Everything looks a little bigger than life now. Muhammad Ali, moving on the old familiar red canvas of the ring in the Fifth Street Gym in Miami, belaboring a squatty heavyweight from Jamaica, is thicker in all of his dimensions. A barely discernible pad of fat blurs the outlines of a waist that once was slim as a girl's, but the weight is spread evenly; the shoulders are thicker, with heavier muscles, and the arms and legs give the impression now of solid, mature power. He was once a big heavyweight who looked like an overgrown light heavy; now he is a big heavyweight who looks like a big heavyweight.
On this first day of serious preparation for his fight with Joe Frazier, Ali worked six rounds. He went two with the squat Jamaican, two more with a tall, light heavyweight and a final two with a middleweight. He worked with all the spirit and fire he had before the first Liston fight, talking to the hundred-odd people gathered in the grimy gym to watch. Once the middleweight hit him a light blow to the jaw with his right and Muhammad fell heavily. He climbed laboriously to his hands and knees, shaking his head dramatically, then toppled over again, for all the world like Liston in the first round of their second fight, in Maine. It was a good act and a fine put-on, and the small crowd howled with laughter.
Later, having finished a virtuoso performance on the light bag, a skill he developed after the Liston fights to toughen his hands, he sat on the edge of a rubbing table and shook his head, his face for once serious.
"These first days are hard," he said, though he was breathing easily. "Ain't in my lungs—they all right. It's in my muscles. They get tired. Ain't like when I was a young man. Now I'm older, gonna be 29."
He no longer has a baby face. The planes are wider and stronger, and he looks tough. There still are no marks on his face, but somehow it belongs to a fighter. "The dancing is no longer necessary," he said. "When I fought Mildenberger, Patterson, Liston, all of them, I could feel their strength when they leaned on me. Now that ain't true no more. Now I hit with mature strength. All of them punches I threw—bop, bop, bop, bop—maybe a thousand punches, nobody goes down. Now it's gonna be different. Bop! And down he goes."
He looked down at the thickened waist and felt himself there. "I'm 228 now," he said. "I'm gonna fight maybe 215, 218. Used to be I wanted to keep that slim, beautiful body, but I'm getting older and I'm getting stronger, and I'm naturally getting bigger. I ain't so slim, but I don't want to be. Now I'm a mature man. A strong man."
A photographer from Ebony magazine asked him to pose with Jimmy Ellis and he got up, kidding with Ellis. They feinted at each other a few times and he reached out and held Ellis off with a long left arm, demonstrating that Ellis could not get to him. Ellis broke up and the photographer asked them to look serious. They glared at each other for a moment and laughed again after the picture had been snapped.
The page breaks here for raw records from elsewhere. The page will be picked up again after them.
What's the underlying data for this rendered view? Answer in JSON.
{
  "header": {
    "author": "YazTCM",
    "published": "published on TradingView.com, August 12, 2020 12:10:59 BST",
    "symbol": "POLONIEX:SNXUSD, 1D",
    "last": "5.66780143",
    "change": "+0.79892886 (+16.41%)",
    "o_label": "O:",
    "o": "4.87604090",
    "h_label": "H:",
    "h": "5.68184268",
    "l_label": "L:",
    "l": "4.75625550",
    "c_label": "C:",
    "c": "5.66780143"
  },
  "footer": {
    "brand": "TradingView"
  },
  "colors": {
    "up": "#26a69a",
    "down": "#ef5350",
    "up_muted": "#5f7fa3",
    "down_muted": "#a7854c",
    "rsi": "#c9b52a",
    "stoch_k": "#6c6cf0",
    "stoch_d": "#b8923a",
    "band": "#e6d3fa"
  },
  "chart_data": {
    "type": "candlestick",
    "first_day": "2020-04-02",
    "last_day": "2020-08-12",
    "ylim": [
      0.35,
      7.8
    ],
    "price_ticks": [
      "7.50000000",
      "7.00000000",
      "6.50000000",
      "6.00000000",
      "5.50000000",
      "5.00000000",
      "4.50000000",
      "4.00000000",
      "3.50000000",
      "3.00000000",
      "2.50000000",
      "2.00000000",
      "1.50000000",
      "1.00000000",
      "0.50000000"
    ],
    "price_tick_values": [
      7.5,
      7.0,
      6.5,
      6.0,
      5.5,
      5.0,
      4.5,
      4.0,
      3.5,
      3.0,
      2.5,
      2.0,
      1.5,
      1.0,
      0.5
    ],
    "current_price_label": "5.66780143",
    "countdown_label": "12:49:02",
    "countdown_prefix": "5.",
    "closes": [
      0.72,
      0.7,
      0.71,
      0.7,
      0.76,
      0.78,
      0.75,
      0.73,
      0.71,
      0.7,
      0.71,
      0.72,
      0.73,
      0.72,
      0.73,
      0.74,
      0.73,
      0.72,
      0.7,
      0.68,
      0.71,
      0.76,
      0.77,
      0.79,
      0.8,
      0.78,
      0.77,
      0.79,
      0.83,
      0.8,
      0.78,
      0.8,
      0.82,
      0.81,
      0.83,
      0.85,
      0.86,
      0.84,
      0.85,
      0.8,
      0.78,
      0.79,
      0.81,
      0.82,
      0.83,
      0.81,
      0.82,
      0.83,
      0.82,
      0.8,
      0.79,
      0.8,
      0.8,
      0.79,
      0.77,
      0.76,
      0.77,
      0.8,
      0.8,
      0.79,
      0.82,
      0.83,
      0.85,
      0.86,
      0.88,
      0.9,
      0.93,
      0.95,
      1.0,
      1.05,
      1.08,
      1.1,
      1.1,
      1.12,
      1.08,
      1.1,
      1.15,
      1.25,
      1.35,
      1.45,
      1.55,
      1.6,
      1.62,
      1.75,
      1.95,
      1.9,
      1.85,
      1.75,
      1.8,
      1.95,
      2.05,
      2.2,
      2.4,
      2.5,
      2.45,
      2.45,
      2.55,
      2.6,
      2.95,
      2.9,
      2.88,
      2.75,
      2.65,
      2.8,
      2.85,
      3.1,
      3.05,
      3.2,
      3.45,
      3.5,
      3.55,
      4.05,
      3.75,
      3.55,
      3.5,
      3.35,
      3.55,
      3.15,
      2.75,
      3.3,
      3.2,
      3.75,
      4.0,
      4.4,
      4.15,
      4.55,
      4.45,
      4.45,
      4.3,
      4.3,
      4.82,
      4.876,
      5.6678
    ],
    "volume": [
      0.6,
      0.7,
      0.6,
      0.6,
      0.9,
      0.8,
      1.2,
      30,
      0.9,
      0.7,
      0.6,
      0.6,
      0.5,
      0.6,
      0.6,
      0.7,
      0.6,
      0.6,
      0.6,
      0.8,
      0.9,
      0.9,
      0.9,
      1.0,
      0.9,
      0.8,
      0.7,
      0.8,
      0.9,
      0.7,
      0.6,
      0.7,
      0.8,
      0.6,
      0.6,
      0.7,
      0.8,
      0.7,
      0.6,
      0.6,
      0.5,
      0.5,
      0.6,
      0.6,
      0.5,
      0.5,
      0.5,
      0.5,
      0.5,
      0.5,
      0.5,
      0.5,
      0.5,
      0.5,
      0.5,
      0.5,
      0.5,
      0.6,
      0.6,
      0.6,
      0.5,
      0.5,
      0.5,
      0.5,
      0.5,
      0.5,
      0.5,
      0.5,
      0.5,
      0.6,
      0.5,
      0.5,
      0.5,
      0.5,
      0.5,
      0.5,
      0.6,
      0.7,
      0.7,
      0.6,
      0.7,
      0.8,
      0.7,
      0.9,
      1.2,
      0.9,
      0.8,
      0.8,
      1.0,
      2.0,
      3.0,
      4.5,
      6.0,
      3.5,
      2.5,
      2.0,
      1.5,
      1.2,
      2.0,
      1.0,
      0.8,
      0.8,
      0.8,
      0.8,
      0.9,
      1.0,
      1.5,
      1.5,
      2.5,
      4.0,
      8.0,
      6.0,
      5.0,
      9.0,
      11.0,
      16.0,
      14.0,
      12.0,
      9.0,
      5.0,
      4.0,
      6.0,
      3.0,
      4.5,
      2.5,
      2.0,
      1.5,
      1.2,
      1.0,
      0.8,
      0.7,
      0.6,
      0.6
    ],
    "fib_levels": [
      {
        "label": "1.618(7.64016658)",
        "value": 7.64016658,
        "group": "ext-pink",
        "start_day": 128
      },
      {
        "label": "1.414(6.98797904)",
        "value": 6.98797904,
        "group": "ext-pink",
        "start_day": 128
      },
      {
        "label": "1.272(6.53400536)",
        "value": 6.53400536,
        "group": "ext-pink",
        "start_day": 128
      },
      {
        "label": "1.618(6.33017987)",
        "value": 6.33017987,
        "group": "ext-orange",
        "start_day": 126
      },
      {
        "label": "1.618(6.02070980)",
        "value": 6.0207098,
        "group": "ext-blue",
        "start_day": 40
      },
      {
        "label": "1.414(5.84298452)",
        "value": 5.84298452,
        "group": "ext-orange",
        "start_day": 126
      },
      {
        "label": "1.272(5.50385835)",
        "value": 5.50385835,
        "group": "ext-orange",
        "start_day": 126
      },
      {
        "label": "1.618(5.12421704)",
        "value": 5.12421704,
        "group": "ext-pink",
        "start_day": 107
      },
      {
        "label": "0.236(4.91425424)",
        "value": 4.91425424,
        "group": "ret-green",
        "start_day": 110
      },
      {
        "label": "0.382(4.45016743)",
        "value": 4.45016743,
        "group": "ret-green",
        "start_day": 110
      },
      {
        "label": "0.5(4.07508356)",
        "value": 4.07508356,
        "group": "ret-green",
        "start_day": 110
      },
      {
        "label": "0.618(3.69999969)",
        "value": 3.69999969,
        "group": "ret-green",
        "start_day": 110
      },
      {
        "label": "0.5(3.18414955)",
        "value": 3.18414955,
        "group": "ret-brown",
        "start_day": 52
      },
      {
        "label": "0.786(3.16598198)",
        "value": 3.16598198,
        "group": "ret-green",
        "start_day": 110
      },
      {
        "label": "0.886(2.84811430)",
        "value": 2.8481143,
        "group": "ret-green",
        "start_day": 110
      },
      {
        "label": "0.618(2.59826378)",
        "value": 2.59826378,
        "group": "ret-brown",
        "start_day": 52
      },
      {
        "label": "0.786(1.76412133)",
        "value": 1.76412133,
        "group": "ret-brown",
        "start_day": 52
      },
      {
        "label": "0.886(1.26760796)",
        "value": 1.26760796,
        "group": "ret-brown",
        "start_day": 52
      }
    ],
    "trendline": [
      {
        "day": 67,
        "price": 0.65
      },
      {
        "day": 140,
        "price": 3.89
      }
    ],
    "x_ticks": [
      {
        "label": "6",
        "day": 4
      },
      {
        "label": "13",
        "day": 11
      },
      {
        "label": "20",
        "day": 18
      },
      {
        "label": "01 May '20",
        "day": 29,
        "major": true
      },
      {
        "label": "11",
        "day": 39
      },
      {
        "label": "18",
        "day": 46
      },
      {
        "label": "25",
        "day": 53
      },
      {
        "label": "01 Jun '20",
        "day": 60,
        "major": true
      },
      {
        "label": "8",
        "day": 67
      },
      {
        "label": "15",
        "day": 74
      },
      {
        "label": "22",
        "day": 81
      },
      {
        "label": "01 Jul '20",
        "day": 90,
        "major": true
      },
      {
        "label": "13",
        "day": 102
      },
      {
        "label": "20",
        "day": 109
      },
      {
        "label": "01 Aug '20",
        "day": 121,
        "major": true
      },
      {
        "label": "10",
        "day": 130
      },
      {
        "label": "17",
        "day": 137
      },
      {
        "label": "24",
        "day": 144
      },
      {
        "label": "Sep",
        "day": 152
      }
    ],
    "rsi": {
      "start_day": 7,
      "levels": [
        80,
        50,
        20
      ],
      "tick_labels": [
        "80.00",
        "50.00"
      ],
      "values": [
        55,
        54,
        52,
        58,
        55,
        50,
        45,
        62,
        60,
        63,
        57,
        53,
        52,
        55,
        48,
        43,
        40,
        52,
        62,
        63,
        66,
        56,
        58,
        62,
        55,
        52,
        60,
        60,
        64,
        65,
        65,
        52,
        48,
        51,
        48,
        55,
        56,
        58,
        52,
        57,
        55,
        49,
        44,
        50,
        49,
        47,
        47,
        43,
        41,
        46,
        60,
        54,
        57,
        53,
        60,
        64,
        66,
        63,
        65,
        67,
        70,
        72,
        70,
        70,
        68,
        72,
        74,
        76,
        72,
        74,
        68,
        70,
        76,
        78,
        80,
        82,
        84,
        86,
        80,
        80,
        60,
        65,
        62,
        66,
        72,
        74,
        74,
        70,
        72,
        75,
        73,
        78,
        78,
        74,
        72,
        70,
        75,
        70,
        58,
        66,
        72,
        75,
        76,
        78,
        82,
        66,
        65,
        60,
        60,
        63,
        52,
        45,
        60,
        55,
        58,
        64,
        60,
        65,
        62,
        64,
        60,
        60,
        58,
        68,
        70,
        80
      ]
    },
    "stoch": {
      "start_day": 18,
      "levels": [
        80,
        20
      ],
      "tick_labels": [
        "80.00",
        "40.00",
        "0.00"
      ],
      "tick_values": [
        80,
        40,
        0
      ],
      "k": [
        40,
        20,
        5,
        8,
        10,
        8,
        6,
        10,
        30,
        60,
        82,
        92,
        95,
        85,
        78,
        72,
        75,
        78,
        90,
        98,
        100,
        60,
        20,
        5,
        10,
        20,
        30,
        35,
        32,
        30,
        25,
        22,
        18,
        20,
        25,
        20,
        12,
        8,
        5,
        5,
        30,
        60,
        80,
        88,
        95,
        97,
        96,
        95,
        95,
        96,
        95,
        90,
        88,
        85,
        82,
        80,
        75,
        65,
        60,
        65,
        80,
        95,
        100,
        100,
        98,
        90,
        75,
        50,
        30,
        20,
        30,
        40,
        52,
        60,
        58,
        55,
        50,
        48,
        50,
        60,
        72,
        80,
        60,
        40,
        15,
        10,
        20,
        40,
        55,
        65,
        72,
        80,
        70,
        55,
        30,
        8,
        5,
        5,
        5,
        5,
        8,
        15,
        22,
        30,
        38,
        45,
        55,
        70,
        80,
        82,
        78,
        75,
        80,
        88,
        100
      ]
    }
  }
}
"You next," Ali said to Ellis. "Seven days after you fight me, you gonna be a week-old ghost." He sat down in a chair against the wall and kept talking.
"Tomorrow morning I start running," he said. "Three miles. I get up to five, but no more. People ask me if I lost anything, if I ain't as sharp. I'm just as sharp. I just fight different now. They worry about my condition. They should worry about Frazier's. He's rustier than me. He went only two rounds with Foster and just a few rounds with Ellis. Meantime, I had three rounds with Quarry and 15 rounds with Bonavena. Oscar did me a favor. He got me in shape for Frazier."
He got up and hunched over and threw some short, awkward punches. "The Quarry fight," he said. "Now Quarry don't move much, look for you to come to him, so I fight him one way. I move around him, hit him. I felt good. I been away 3½ years, no other heavyweight in the history of the world could come back and beat up Quarry like I did, quicker than Joe Frazier. And I felt good. Strong. Never got tired. Fought him the way I wanted to.